During those years began a correspondence which Windham collected and finally published in 1977. Although Williams published his own rather disappointing autobiography, the Windham letters, with the novelist’s excellent annotations, are the real, albeit incomplete, Tennessee Williams memoir. The letters are dazzling, unguarded, racy, funny, and, above all, revealing of every flattering and not so flattering aspect of the famous playwright over a twenty-five year period. While his relationship with Williams was strained by the publication of the letters, Windham remained a friend of Truman Capote until Capote’s death.
Windham also met and befriended such diverse figures as Lincoln Kirstein, Pavel Tchelitchew and Paul Cadmus.
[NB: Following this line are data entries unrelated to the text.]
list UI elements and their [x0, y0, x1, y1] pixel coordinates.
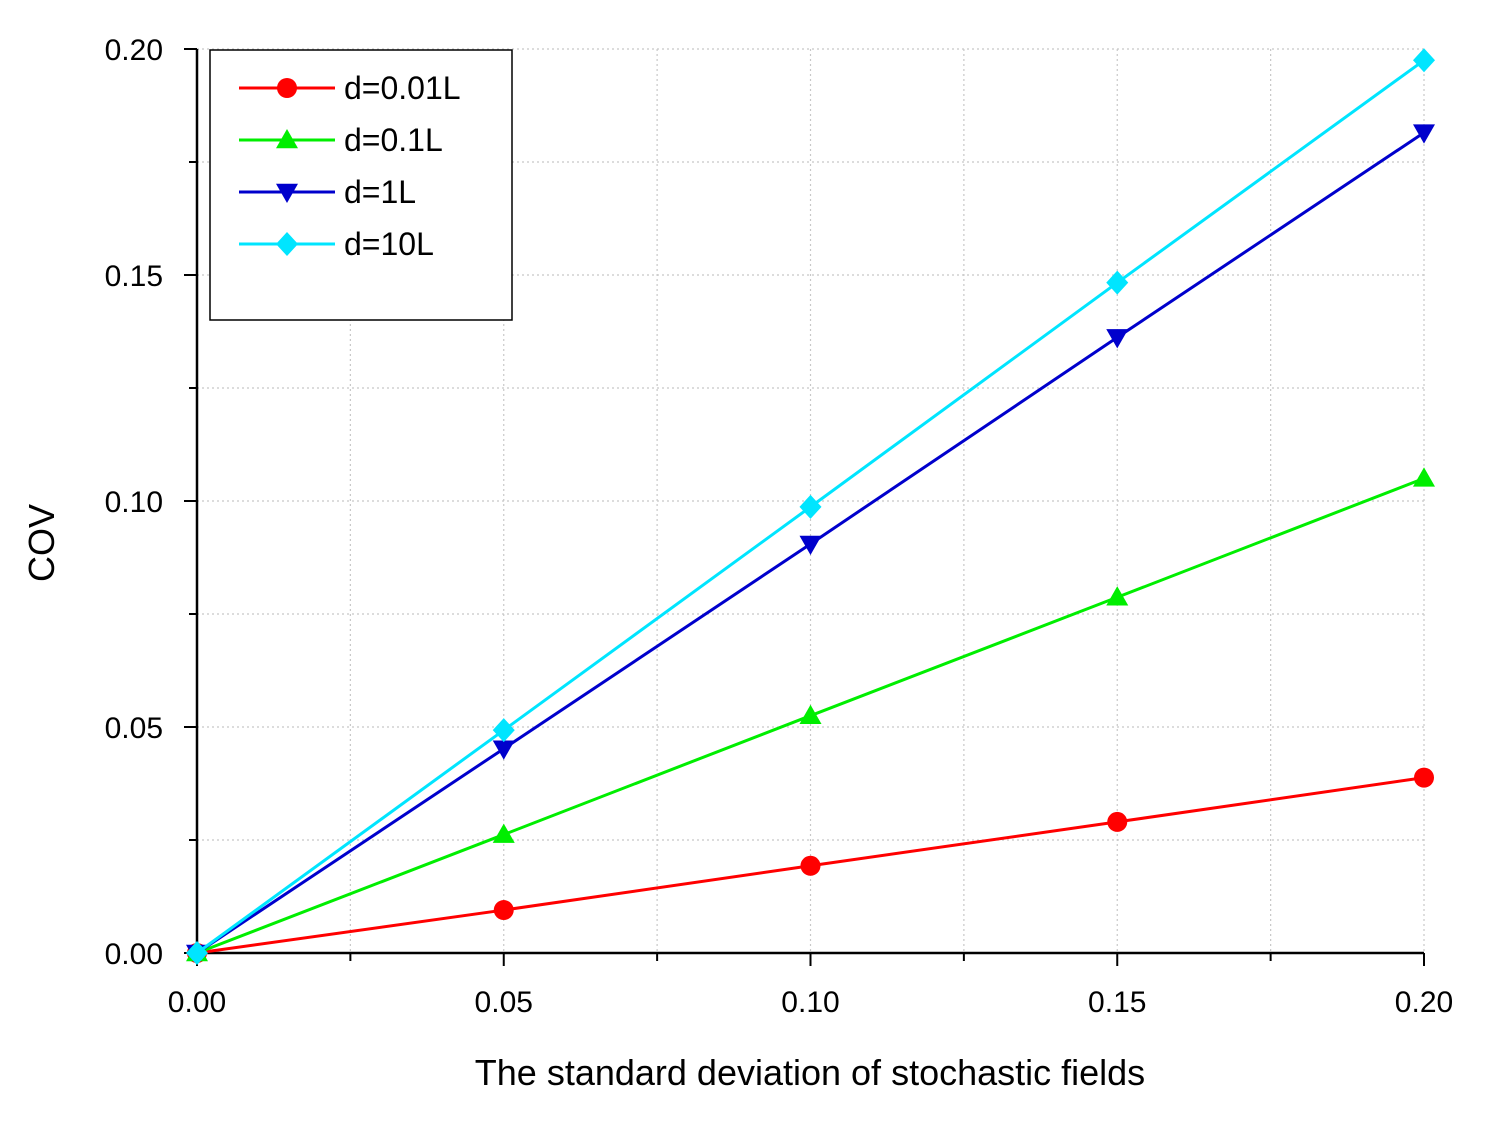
data-point: [1413, 124, 1435, 144]
legend-label: d=0.1L: [344, 122, 443, 158]
y-tick-label: 0.00: [105, 938, 163, 971]
legend-label: d=10L: [344, 226, 434, 262]
data-point: [1106, 586, 1129, 606]
data-point: [1106, 329, 1129, 349]
x-tick-label: 0.10: [781, 986, 839, 1019]
y-tick-label: 0.15: [105, 260, 163, 293]
legend: d=0.01L d=0.1L d=1L d=10L: [209, 49, 513, 321]
y-tick-label: 0.10: [105, 486, 163, 519]
data-point: [799, 494, 822, 519]
y-axis-title: COV: [21, 504, 62, 582]
series: [186, 48, 1435, 965]
data-point: [800, 855, 821, 876]
legend-label: d=1L: [344, 174, 416, 210]
ticks: 0.00 0.05 0.10 0.15 0.20 0.00 0.05 0.10 0.15 0.20: [105, 34, 1454, 1019]
legend-marker: [276, 183, 298, 203]
data-point: [492, 823, 515, 843]
legend-item: d=10L: [239, 226, 434, 262]
x-tick-label: 0.15: [1088, 986, 1146, 1019]
data-point: [492, 718, 515, 743]
x-tick-label: 0.05: [475, 986, 533, 1019]
data-point: [1107, 811, 1128, 832]
data-point: [799, 535, 822, 555]
legend-item: d=1L: [239, 174, 416, 210]
data-point: [799, 704, 822, 724]
legend-label: d=0.01L: [344, 70, 461, 106]
y-tick-label: 0.20: [105, 34, 163, 67]
data-point: [493, 900, 514, 921]
y-tick-label: 0.05: [105, 712, 163, 745]
legend-marker: [276, 232, 298, 256]
data-point: [492, 740, 515, 760]
legend-marker: [277, 78, 297, 98]
series-d=0.01L: [187, 767, 1434, 963]
data-point: [1413, 48, 1435, 73]
series-d=10L: [186, 48, 1435, 965]
x-axis-title: The standard deviation of stochastic fie…: [475, 1052, 1145, 1093]
data-point: [186, 941, 208, 965]
legend-item: d=0.1L: [239, 122, 443, 158]
data-point: [1106, 270, 1129, 295]
data-point: [1413, 467, 1435, 487]
legend-item: d=0.01L: [239, 70, 461, 106]
legend-marker: [276, 129, 298, 149]
x-tick-label: 0.00: [168, 986, 226, 1019]
x-tick-label: 0.20: [1395, 986, 1453, 1019]
legend-box: [209, 49, 513, 321]
data-point: [1414, 767, 1434, 788]
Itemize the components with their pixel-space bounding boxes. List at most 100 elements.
Windham’s novels include the The Dog Star (1950), praised by André Gide and Thomas Mann, The Hero Continues (1960), which was likely based on Williams, and Tanaquil (1972), based on the life of George Platt Lynes. Lost Friendships, a memoir of his friendship with Capote and Williams, was published in 1987. It was regarded by some as his best book. Homosexuality is one of many themes treated in his work. Windham died June 1st 2010, at his home in Manhattan at the age of 89.